Normally there would be no sense of urgency about this, but there is. We’ve been in this situation once before, where we were thinking about buying – but at the time, $175000 for a townhouse seemed outrageous, and also I hated Calgary. A very short time later, that $175K property was selling for $380K – oops. There are four things driving us to buy sooner rather than later:
- Rates are really stinkin’ low and they can’t get much lower
- The Olympics could create a housing boom and we’d price ourselves out of the market
- The upcoming HST will increase the price of a new home by thousands
- If I have to pay to replace our car windows one more time I am going to snap and cut a bitch
I’m really stressed out about all of this, and we’re not even beyond the “curiously looking” stage.
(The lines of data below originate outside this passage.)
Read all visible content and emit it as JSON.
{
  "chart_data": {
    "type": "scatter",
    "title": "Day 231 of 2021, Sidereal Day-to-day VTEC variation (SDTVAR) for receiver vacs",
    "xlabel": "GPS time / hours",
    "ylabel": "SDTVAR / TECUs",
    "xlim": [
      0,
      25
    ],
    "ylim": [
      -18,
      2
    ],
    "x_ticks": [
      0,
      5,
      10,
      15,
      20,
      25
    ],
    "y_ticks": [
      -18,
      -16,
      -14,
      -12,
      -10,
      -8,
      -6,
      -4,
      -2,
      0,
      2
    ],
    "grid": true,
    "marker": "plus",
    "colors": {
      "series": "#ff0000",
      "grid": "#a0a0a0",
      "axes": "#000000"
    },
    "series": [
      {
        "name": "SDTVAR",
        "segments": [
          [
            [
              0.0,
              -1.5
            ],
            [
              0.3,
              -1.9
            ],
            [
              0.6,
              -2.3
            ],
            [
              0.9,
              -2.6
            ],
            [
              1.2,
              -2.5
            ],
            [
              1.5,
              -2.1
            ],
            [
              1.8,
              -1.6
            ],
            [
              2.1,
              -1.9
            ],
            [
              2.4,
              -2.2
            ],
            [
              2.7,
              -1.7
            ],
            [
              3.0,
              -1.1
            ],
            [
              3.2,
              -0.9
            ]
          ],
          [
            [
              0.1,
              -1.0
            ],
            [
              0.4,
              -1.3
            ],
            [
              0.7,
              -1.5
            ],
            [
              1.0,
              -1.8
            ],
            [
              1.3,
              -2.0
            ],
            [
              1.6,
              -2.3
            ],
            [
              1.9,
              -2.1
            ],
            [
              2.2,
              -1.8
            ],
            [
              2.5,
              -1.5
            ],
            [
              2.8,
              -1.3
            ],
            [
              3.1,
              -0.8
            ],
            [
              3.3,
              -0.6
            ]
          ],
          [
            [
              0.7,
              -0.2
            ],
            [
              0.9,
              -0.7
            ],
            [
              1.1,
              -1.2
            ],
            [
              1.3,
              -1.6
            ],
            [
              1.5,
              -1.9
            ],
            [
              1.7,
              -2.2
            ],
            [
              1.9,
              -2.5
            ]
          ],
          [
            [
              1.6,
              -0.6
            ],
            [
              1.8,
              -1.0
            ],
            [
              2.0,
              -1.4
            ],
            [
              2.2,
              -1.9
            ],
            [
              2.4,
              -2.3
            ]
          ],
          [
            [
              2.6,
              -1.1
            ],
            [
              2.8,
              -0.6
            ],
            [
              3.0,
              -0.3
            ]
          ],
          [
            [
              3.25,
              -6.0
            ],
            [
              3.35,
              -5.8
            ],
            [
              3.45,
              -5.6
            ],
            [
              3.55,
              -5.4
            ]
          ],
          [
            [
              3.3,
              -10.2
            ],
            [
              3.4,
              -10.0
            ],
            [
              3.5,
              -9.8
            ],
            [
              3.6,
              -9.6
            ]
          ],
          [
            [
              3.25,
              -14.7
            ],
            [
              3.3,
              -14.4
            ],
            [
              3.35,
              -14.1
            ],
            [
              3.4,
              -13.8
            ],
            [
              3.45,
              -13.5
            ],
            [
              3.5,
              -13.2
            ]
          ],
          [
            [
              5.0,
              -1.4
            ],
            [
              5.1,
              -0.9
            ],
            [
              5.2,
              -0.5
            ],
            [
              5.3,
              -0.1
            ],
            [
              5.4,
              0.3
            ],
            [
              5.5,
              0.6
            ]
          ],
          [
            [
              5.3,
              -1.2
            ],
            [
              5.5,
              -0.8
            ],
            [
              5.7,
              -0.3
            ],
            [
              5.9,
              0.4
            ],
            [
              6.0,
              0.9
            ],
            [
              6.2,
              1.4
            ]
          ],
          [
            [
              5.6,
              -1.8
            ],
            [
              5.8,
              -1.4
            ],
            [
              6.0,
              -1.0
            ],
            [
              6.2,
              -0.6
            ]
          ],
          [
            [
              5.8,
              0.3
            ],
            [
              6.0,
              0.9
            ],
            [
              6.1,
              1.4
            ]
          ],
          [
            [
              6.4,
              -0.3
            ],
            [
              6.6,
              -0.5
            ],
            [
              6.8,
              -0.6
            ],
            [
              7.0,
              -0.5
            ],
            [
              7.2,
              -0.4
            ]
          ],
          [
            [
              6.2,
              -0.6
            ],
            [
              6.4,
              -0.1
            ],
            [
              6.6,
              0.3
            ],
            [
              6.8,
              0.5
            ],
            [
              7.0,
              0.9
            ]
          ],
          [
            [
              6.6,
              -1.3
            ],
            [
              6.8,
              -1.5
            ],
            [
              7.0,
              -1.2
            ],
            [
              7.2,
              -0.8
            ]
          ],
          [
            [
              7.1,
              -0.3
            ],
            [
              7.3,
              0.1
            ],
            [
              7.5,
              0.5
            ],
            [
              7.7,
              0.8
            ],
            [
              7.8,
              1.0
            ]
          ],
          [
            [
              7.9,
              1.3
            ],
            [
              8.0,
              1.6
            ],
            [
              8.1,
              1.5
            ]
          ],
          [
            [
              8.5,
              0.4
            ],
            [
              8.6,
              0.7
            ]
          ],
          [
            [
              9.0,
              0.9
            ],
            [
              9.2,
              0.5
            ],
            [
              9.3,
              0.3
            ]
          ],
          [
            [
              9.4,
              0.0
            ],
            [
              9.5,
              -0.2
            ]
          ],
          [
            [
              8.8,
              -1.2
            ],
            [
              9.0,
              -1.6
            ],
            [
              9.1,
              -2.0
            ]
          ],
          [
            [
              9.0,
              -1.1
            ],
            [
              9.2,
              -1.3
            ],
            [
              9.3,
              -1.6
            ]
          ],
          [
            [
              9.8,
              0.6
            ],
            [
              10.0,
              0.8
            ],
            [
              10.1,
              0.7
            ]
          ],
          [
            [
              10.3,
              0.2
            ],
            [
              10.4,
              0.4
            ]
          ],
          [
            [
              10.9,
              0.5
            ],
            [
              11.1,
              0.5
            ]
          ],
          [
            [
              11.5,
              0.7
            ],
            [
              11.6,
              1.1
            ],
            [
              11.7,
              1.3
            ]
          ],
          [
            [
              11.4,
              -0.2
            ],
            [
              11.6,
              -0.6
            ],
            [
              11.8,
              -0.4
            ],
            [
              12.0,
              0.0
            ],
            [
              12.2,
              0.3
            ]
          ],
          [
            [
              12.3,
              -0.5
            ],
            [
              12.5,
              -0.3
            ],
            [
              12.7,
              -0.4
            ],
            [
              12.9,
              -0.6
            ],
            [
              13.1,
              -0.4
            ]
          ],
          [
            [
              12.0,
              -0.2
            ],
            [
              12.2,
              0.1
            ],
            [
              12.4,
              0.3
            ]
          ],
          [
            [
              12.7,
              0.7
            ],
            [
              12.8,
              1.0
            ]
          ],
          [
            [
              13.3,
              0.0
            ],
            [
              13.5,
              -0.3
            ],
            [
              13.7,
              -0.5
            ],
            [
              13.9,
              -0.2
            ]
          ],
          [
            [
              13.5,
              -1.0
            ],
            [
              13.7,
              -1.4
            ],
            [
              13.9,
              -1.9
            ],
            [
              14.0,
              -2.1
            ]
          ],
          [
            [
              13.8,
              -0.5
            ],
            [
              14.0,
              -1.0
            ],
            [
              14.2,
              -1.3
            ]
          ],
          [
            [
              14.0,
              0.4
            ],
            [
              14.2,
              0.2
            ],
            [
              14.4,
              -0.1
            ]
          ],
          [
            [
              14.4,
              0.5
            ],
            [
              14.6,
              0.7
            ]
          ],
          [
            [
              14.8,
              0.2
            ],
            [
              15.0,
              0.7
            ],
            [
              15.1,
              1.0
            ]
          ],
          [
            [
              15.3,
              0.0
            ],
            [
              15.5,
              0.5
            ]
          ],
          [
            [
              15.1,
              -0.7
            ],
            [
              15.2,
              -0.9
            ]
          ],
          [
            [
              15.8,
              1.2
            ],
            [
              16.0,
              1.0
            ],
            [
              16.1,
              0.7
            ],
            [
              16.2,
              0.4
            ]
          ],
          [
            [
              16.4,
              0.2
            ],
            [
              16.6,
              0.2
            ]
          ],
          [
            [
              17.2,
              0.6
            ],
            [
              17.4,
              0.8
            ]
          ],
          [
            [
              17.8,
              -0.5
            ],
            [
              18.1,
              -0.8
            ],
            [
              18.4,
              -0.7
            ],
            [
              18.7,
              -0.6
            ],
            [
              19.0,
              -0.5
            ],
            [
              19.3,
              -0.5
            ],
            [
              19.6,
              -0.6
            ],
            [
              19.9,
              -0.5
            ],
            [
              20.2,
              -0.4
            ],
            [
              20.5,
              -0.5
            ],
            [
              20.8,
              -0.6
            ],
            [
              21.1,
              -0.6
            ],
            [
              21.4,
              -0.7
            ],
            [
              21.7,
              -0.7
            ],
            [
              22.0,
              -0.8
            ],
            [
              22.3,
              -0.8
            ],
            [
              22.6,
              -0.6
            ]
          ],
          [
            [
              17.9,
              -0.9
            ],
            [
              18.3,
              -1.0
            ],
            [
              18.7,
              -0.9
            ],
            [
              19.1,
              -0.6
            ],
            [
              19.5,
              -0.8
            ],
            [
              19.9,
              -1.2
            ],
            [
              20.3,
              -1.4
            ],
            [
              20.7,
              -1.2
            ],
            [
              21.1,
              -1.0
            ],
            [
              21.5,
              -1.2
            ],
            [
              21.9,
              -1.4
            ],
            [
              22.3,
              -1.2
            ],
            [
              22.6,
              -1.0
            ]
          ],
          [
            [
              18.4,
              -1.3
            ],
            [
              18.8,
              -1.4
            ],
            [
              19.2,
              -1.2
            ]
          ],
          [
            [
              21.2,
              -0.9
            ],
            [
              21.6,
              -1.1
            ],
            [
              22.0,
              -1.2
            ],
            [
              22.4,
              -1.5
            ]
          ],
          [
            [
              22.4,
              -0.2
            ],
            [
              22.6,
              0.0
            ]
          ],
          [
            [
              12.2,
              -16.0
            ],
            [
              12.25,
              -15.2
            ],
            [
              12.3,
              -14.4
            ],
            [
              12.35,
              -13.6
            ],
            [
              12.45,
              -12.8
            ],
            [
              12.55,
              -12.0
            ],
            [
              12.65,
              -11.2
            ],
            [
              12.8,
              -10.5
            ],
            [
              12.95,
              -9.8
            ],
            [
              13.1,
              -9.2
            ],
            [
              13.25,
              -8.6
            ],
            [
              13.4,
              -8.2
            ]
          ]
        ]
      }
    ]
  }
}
I’m also tired of hearing about sacrifice – it’s all about giving things up and forcing hardship upon yourselves to feel as though you’ve truly earned it, apparently. Except .. no one is looking at this through MY eyes. Sacrifice isn’t always giving up material goods or self-flagellation – in order for this whole “buying a house” thing to work, I have to give up something much more important to me:
*dramatic pause*
I am giving up MY FREEDOM.
I mean it. If I sign all the papers and commit to paying off a mortgage, I will officially no longer be allowed to run away. Even when things are going awesome with Ed (as they are now), I still harbor a secret desire to run away to exotic locations and see what lies over that hill. If we buy a place, I will be more married than ever before. I don’t see it as being “stuck”, since it’s something I want – but I certainly won’t be able to flee when the fancy strikes. As silly as it sounds, this is really important to me. I won’t be able to run away, and that’s the biggest sacrifice I can think of – but it doesn’t count, because it’s not a tangible thing.
Seriously though, how much do we suck for not having $20K sitting around? We are pathetic.
Building myself a fort out of couch cushions never sounded so good.